This problem seems to be still unresolved in Aspose.Pdf 16.10.1.

Jaro

Hi Jaro,


Thanks for your patience.

The issue reported earlier is still under investigation and is not yet resolved. However as soon as we have some definite updates regarding its resolution, we will let you know.

We are sorry for this delay and inconvenience.

The issues you have found earlier (filed as PDFNET-41272) have been fixed in Aspose.Pdf for .NET 17.2.0.


This message was posted using Notification2Forum from Downloads module by Aspose Notifier.

Hi support,


It has not been completely fixed. It works with the document from the very first post (test_no_sig.pdf), but it does not with the document that sent Nayyer (test_no_sig_converted_eDane1.pdf).


I am attaching the results of XRef tables of converted documents using the following code snippet (one with false, one with true for the IsXrefGapsAllowed):


            Aspose.Pdf.Document pdf = new Aspose.Pdf.Document(file);


            pdf.IsXrefGapsAllowed = false;


            pdf.Convert(@"aspose.log.txt", Aspose.Pdf.PdfFormat.PDF_A_1B, Aspose.Pdf.ConvertErrorAction.Delete);


           


            // Save output document


            pdf.Save(@"e:\converted_aspose.pdf");


The source document was the one that sent Nayyer (test_no_sig_converted_eDane1.pdf). Even if the property is set to false, the document contains gaps in the XRef table..


The same results are for both PDF/A-1b and PDF/A-1a.


Jaroslav Ondriska

Hi Jaroslav,


Thanks for sharing the details.

The information has been associated with earlier reported issue and product team has been intimated to further look into this matter. As soon as we have some further updates, we will let you know.
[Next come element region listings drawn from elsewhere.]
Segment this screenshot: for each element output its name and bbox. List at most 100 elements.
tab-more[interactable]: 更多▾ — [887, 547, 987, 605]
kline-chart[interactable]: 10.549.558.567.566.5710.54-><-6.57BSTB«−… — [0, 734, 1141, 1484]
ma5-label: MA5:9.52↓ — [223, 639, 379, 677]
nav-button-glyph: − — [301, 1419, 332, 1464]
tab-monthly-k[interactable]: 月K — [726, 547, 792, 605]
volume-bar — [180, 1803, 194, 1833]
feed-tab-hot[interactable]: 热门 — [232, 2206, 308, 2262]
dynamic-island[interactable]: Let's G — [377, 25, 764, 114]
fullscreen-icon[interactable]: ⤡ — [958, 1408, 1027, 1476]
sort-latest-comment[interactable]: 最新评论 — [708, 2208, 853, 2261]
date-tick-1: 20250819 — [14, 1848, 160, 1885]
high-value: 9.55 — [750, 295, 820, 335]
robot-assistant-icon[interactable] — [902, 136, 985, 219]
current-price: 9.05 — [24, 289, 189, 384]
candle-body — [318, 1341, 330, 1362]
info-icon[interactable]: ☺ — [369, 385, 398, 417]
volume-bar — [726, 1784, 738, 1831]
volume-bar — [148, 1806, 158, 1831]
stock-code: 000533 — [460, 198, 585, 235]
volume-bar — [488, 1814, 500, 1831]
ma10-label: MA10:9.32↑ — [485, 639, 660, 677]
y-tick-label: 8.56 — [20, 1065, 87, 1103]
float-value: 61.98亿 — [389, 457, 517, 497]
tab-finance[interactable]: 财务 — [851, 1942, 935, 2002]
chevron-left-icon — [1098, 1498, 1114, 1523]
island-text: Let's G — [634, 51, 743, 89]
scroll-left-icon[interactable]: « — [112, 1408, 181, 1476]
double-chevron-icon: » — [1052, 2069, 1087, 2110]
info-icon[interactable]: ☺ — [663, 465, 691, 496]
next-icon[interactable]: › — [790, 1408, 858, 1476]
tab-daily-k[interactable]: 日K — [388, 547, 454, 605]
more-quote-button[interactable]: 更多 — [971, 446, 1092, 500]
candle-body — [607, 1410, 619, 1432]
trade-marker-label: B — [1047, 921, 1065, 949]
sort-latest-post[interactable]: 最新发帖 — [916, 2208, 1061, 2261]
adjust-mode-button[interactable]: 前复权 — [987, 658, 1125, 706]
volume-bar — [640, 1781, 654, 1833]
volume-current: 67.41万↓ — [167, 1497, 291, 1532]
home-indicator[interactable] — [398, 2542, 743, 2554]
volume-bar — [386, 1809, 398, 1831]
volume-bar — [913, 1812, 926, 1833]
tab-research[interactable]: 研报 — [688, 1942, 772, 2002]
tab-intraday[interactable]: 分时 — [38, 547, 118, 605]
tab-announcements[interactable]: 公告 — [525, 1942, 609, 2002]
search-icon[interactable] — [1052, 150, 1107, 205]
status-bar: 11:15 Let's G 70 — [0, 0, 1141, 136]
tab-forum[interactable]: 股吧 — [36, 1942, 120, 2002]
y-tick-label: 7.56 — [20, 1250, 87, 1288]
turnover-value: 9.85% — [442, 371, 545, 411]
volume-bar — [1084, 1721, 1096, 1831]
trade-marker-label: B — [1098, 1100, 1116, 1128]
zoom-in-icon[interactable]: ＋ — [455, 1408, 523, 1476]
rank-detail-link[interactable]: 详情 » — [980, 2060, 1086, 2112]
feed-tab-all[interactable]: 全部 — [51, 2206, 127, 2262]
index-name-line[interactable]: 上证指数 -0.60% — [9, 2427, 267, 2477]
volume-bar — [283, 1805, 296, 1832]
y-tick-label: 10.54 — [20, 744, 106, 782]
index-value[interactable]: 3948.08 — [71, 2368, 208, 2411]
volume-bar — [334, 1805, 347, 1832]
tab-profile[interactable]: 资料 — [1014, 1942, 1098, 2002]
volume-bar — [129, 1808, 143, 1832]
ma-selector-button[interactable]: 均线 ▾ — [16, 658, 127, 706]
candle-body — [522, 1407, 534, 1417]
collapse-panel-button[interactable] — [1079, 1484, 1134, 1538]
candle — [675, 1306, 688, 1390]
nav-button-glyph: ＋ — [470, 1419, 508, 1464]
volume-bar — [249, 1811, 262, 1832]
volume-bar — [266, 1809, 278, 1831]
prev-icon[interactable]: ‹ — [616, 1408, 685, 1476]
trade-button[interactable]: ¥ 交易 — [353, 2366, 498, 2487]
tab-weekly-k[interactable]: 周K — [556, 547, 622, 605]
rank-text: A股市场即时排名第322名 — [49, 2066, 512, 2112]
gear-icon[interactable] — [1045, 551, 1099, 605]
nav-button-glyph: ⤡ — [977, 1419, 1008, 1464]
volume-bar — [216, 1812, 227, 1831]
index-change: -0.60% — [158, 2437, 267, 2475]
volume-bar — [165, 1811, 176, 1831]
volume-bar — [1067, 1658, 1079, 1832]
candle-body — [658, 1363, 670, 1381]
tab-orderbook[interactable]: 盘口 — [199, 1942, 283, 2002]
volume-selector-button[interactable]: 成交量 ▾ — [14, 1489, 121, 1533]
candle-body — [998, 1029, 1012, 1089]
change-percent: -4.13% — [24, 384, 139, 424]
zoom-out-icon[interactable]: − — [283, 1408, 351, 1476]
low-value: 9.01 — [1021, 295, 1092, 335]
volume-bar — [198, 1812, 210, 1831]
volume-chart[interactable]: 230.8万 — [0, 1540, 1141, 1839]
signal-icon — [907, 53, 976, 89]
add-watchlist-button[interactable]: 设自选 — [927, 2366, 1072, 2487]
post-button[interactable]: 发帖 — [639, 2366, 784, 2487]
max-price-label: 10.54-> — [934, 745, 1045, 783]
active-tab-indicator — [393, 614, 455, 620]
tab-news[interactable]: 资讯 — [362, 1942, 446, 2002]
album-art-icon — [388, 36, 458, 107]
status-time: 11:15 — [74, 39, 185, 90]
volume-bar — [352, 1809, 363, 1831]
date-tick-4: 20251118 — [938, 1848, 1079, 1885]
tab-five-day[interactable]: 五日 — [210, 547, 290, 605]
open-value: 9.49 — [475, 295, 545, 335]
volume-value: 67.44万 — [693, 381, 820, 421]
We are also facing same issue, it creates invalid pdf with sections in Xref table.
find pdf generated and signed pdf here is showing invalid : Signed pdf with LTV single sign: https://www.sendspace.com/file/ba8leq

It is still not fixed, fix it on priority and let us know.

@cyginfo

The issue was already resolved in Aspose.PDF for .NET 17.6 version and in case you are still facing it, please share respective input PDF document and sample code snippet with us. We will further proceed to assist you accordingly.